An interesting observation is that, with your code, there is no actual concurrency; i.e. fun1 and fun2 run sequentially, the reason being that, under specific conditions (including calling std::async with the std::launch::async launch policy), the std::future object returned by std::async has its destructor block until the launched function call returns. Since you disregard the return object, its destructor is called before the end of the statement. Had you reversed the two statements in main() (i.e. launch fun2 before fun1), your program would have been caught in an infinite loop since fun1 would never run.
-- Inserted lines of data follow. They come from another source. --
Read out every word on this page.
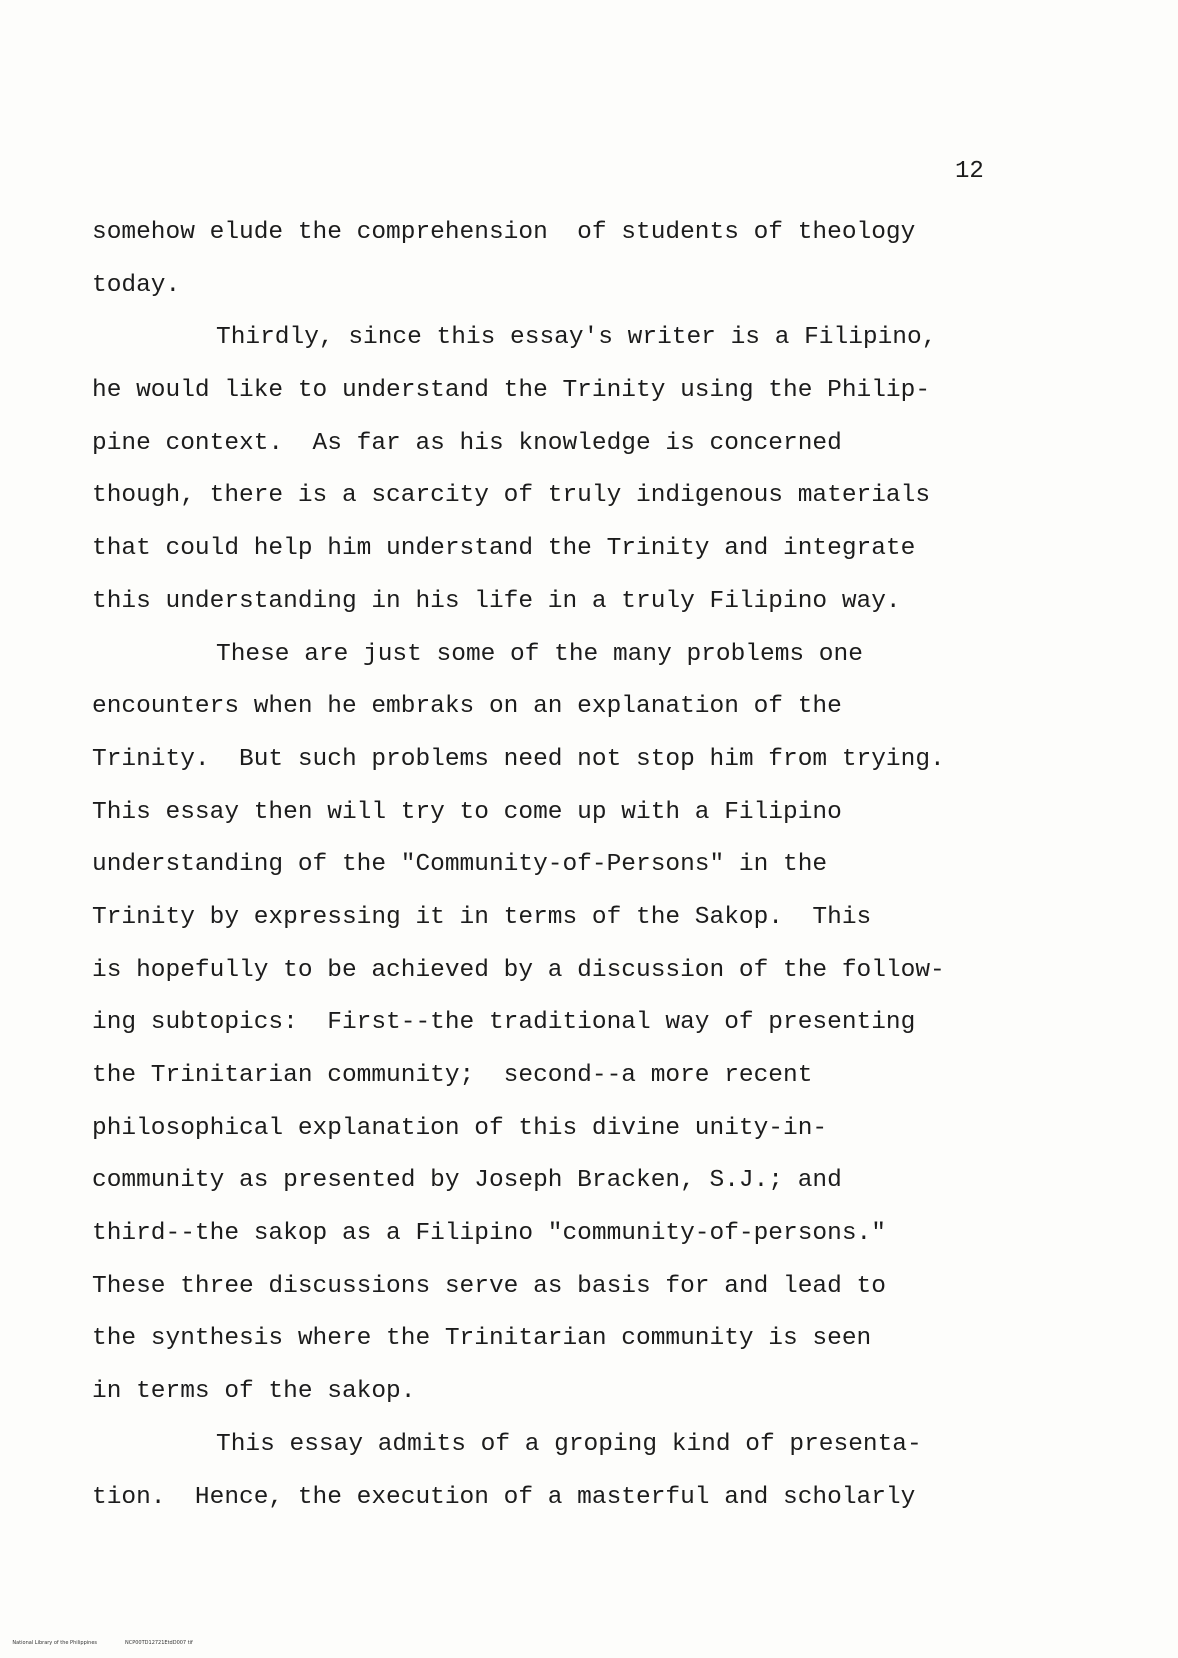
12
somehow elude the comprehension  of students of theology
today.
Thirdly, since this essay's writer is a Filipino,
he would like to understand the Trinity using the Philip-
pine context.  As far as his knowledge is concerned
though, there is a scarcity of truly indigenous materials
that could help him understand the Trinity and integrate
this understanding in his life in a truly Filipino way.
These are just some of the many problems one
encounters when he embraks on an explanation of the
Trinity.  But such problems need not stop him from trying.
This essay then will try to come up with a Filipino
understanding of the "Community-of-Persons" in the
Trinity by expressing it in terms of the Sakop.  This
is hopefully to be achieved by a discussion of the follow-
ing subtopics:  First--the traditional way of presenting
the Trinitarian community;  second--a more recent
philosophical explanation of this divine unity-in-
community as presented by Joseph Bracken, S.J.; and
third--the sakop as a Filipino "community-of-persons."
These three discussions serve as basis for and lead to
the synthesis where the Trinitarian community is seen
in terms of the sakop.
This essay admits of a groping kind of presenta-
tion.  Hence, the execution of a masterful and scholarly

National Library of the Philippines	NCP00TD12721EtdD007 tif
This std::future wait-upon-destruction behavior is somewhat controversial (even within the standards committee) and since I assume you didn't mean that, I will take the liberty to rewrite the 2 statements in main for (both examples) to:

auto tmp1 = std::async(std::launch::async, fun1);
auto tmp2 = std::async(std::launch::async, fun2);

This will defer the actual std::future return object destruction till the end of main so that fun1 and fun2 get to run asynchronously.

is it technically possible for fun2 to be in an infinite loop where it sees the value of ptr as nullptr even if the thread that sets ptr has finished running?

No, this is not possible with std::atomic (on a real platform, as was mentioned in the comments section). With a non-std::atomic variable, the compiler could (theoretically) have chosen to keep the value in register only, but a std::atomic is stored and cache coherency will propagate the value to other threads. Using std::memory_order_relaxed is fine here as long as you don't dereference the pointer.

Is it possible in the code above for fun2 to see the value of atomic i as 1 or is it assured that it will see the value 2?

It is guaranteed to see value 2 in variable x.
fun1 stores two different values to the same variable, but since there is a clear dependency, these are not reordered.

In fun1, the ptr.store with std::memory_order_release prevents the i.store(2) with std::memory_order_relaxed from moving down below its release barrier. In fun2, the ptr.load with std::memory_order_acquire prevents the i.load with std::memory_order_relaxed from moving up across its acquire barrier. This guarantees that x in fun2 will have value 2.

Note that by using std::memory_order_relaxed on all atomics, it would be possible to see x with value 0, 1 or 2, depending on the relative ordering of access to atomic variable i with regards to ptr.store and ptr.load.